2. Dismiss useless feedback. There’s real feedback, and then there’s the slop that’s merely a reflection of the speaker’s dysfunction. Fortunately, you can tell these things apart because they feel very different. Useless feedback is nonspecific and vague, and has no action implication. It demotivates, locking us in confusion and shame. Useful feedback is specific and focused. It can sting like the dickens, but it leads to a clear course of action; when you hear it, you feel a tiny light bulb going on upstairs.
“No one could ever love you” is useless feedback. “You project a lot of hostility, and it scares people” gives you information that you need to make healthy changes. It’s safe to assume that useless feedback is coming from people who are themselves shame-bound and blind. The best thing to do with it is dismiss it and focus on the information your gut tells you is valuable.
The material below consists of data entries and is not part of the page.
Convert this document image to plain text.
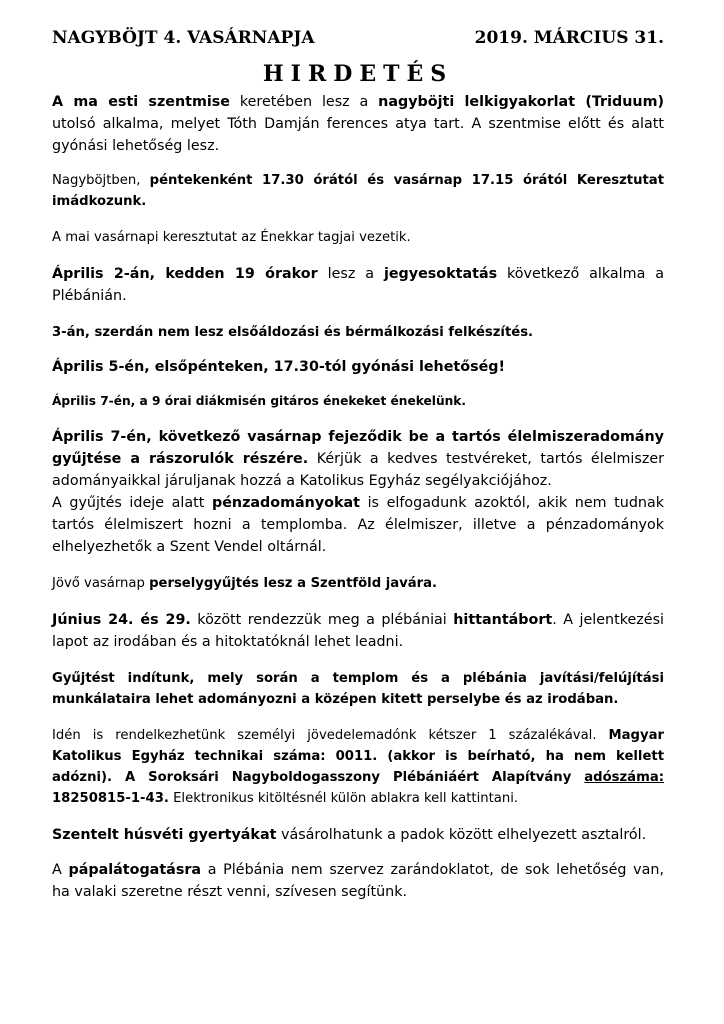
NAGYBÖJT 4. VASÁRNAPJA	2019. MÁRCIUS 31.
HIRDETÉS

A ma esti szentmise keretében lesz a nagyböjti lelkigyakorlat (Triduum) utolsó alkalma, melyet Tóth Damján ferences atya tart. A szentmise előtt és alatt gyónási lehetőség lesz.

Nagyböjtben, péntekenként 17.30 órától és vasárnap 17.15 órától Keresztutat imádkozunk.

A mai vasárnapi keresztutat az Énekkar tagjai vezetik.

Április 2-án, kedden 19 órakor lesz a jegyesoktatás következő alkalma a Plébánián.

3-án, szerdán nem lesz elsőáldozási és bérmálkozási felkészítés.

Április 5-én, elsőpénteken, 17.30-tól gyónási lehetőség!

Április 7-én, a 9 órai diákmisén gitáros énekeket énekelünk.

Április 7-én, következő vasárnap fejeződik be a tartós élelmiszeradomány gyűjtése a rászorulók részére. Kérjük a kedves testvéreket, tartós élelmiszer adományaikkal járuljanak hozzá a Katolikus Egyház segélyakciójához.

A gyűjtés ideje alatt pénzadományokat is elfogadunk azoktól, akik nem tudnak tartós élelmiszert hozni a templomba. Az élelmiszer, illetve a pénzadományok elhelyezhetők a Szent Vendel oltárnál.

Jövő vasárnap perselygyűjtés lesz a Szentföld javára.

Június 24. és 29. között rendezzük meg a plébániai hittantábort. A jelentkezési lapot az irodában és a hitoktatóknál lehet leadni.

Gyűjtést indítunk, mely során a templom és a plébánia javítási/felújítási munkálataira lehet adományozni a középen kitett perselybe és az irodában.

Idén is rendelkezhetünk személyi jövedelemadónk kétszer 1 százalékával. Magyar Katolikus Egyház technikai száma: 0011. (akkor is beírható, ha nem kellett adózni). A Soroksári Nagyboldogasszony Plébániáért Alapítvány adószáma: 18250815-1-43. Elektronikus kitöltésnél külön ablakra kell kattintani.

Szentelt húsvéti gyertyákat vásárolhatunk a padok között elhelyezett asztalról.

A pápalátogatásra a Plébánia nem szervez zarándoklatot, de sok lehetőség van, ha valaki szeretne részt venni, szívesen segítünk.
3. Absorb the truth. [If you’re willing to accept the truth, the newly revealed image of who you really are puts you in a confused state.] You’re not used to this new set of eyes, this novel image of self. After my first revelation of how I can be very dominant, I felt incredibly clumsy. I felt a little as if I were talking while listening on headphones: I couldn’t correctly gauge how I was coming across to others. Slowly, asking repeatedly for feedback, I began to see my own behavior more clearly. My false image of self gave way to a more accurate model, and I learned to avoid accidentally stomping on people with my conversational style.
If you follow Beck’s process for determining what your blind spots are, there will be occasions when you will feel humiliated. It’s difficult to admit that you are flawed and dysfunctional. It’s even more difficult to discover that other people have known about those flaws and dysfunctions for years.
But there’s a very powerful upside to discovering and working on eliminating your faults. In time, you will be able to develop a much deeper understanding of how God sees you, and you will find that your relationship with God and the people you love will improve dramatically.